The company has received also new contracts from the Pentagon and is speaking to the Social Security Administration and the Internal Revenue Service about buying its technology, according to six government officials and knowledgable Palantir employees, and Democratic lawmakers have warned that Trump could use the personal information to target immigrants and punish his critics.
"Palantir’s selection as a chief vendor for the project was driven by Elon Musk’s Department of Government Efficiency, according to the government officials," the Times reported. "At least three DOGE members formerly worked at Palantir, while two others had worked at companies funded by Peter Thiel, an investor and a founder of Palantir."
"Some current and former Palantir employees have been unnerved by the work," the report added. "The company risks becoming the face of Mr. Trump’s political agenda, four employees said, and could be vulnerable if data on Americans is breached or hacked.
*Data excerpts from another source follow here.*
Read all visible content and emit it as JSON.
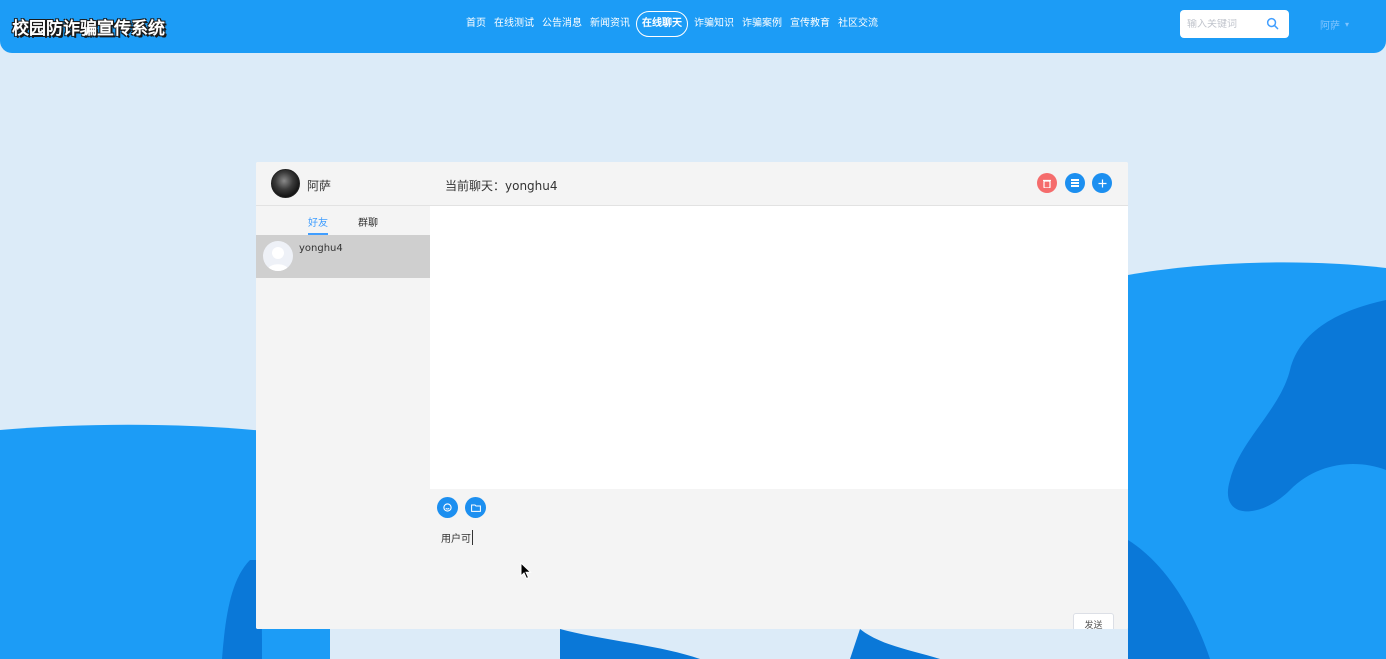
{
  "header": {
    "logo": "校园防诈骗宣传系统",
    "nav": [
      "首页",
      "在线测试",
      "公告消息",
      "新闻资讯",
      "在线聊天",
      "诈骗知识",
      "诈骗案例",
      "宣传教育",
      "社区交流"
    ],
    "active_nav": "在线聊天",
    "search_placeholder": "输入关键词",
    "user_name": "阿萨",
    "caret": "▾"
  },
  "chat": {
    "me_name": "阿萨",
    "current_chat": "当前聊天：yonghu4",
    "tabs": {
      "friends": "好友",
      "groups": "群聊"
    },
    "friends": [
      {
        "name": "yonghu4"
      }
    ],
    "input_text": "用户可",
    "send_label": "发送"
  },
  "colors": {
    "primary": "#1c9cf6",
    "danger": "#f56c6c",
    "tab_active": "#409eff",
    "background": "#dcebf8"
  }
}
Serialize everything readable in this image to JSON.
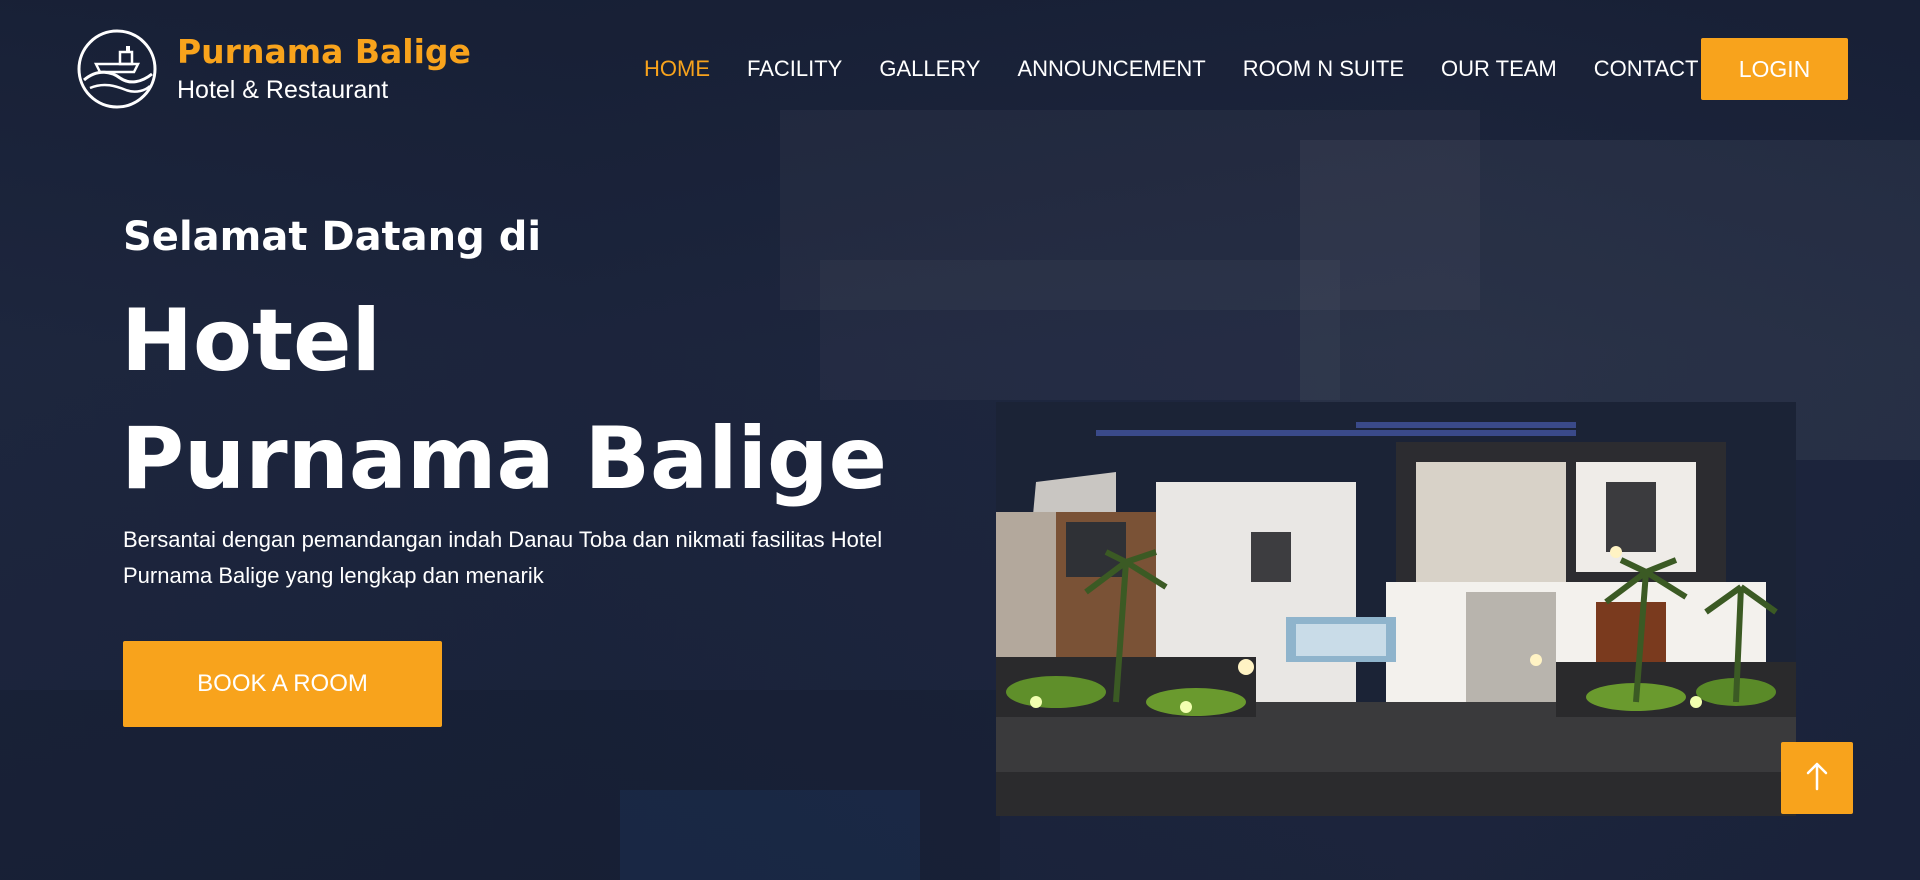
{
  "brand": {
    "name": "Purnama Balige",
    "subtitle": "Hotel & Restaurant",
    "logo_icon": "boat-wave-logo-icon"
  },
  "nav": {
    "items": [
      {
        "label": "HOME",
        "active": true
      },
      {
        "label": "FACILITY",
        "active": false
      },
      {
        "label": "GALLERY",
        "active": false
      },
      {
        "label": "ANNOUNCEMENT",
        "active": false
      },
      {
        "label": "ROOM N SUITE",
        "active": false
      },
      {
        "label": "OUR TEAM",
        "active": false
      },
      {
        "label": "CONTACT",
        "active": false
      }
    ],
    "login_label": "LOGIN"
  },
  "hero": {
    "welcome": "Selamat Datang di",
    "title_line1": "Hotel",
    "title_line2": "Purnama Balige",
    "description": "Bersantai dengan pemandangan indah Danau Toba dan nikmati fasilitas Hotel Purnama Balige yang lengkap dan menarik",
    "cta_label": "BOOK A ROOM"
  },
  "back_to_top": {
    "icon": "arrow-up-icon"
  },
  "colors": {
    "accent": "#f8a31c",
    "overlay": "#1a2238",
    "text": "#ffffff"
  }
}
Several tried to distance the company from the efforts, saying any decisions about a merged database of personal information rest with Mr. Trump and not the firm."
Privacy advocates, student unions and labor rights organizations have challenged the company's data access in court, and 13 former employees signed a letter this month urging Palantir to end its work for Trump, saying that combining that private data poses a significant risk of misuse – and current employees expressed the same concerns to the Times.
"The goal of uniting data on Americans has been quietly discussed by Palantir engineers, employees said, adding that they were worried about collecting so much sensitive information in one place," the Times reported. "The company’s security practices are only as good as the people using them, they said. They characterized some DOGE employees as sloppy on security, such as not following protocols in how personal devices were used."
Linda Xia, a former Palantir engineer who signed the critical letter, said current employees are "raising questions internally" about their work for the Trump administration, while others have already left in protest, such as Brianna Katherine Martin, a former strategist who posted that she left over the data firm's work with ICE.
“For most of my time here, I found the way that Palantir grappled with the weight of our capabilities to be refreshing, transparent and conscionable,” Martin wrote. “This has changed for me over the past few months. For me, this is a red line I won’t redraw.”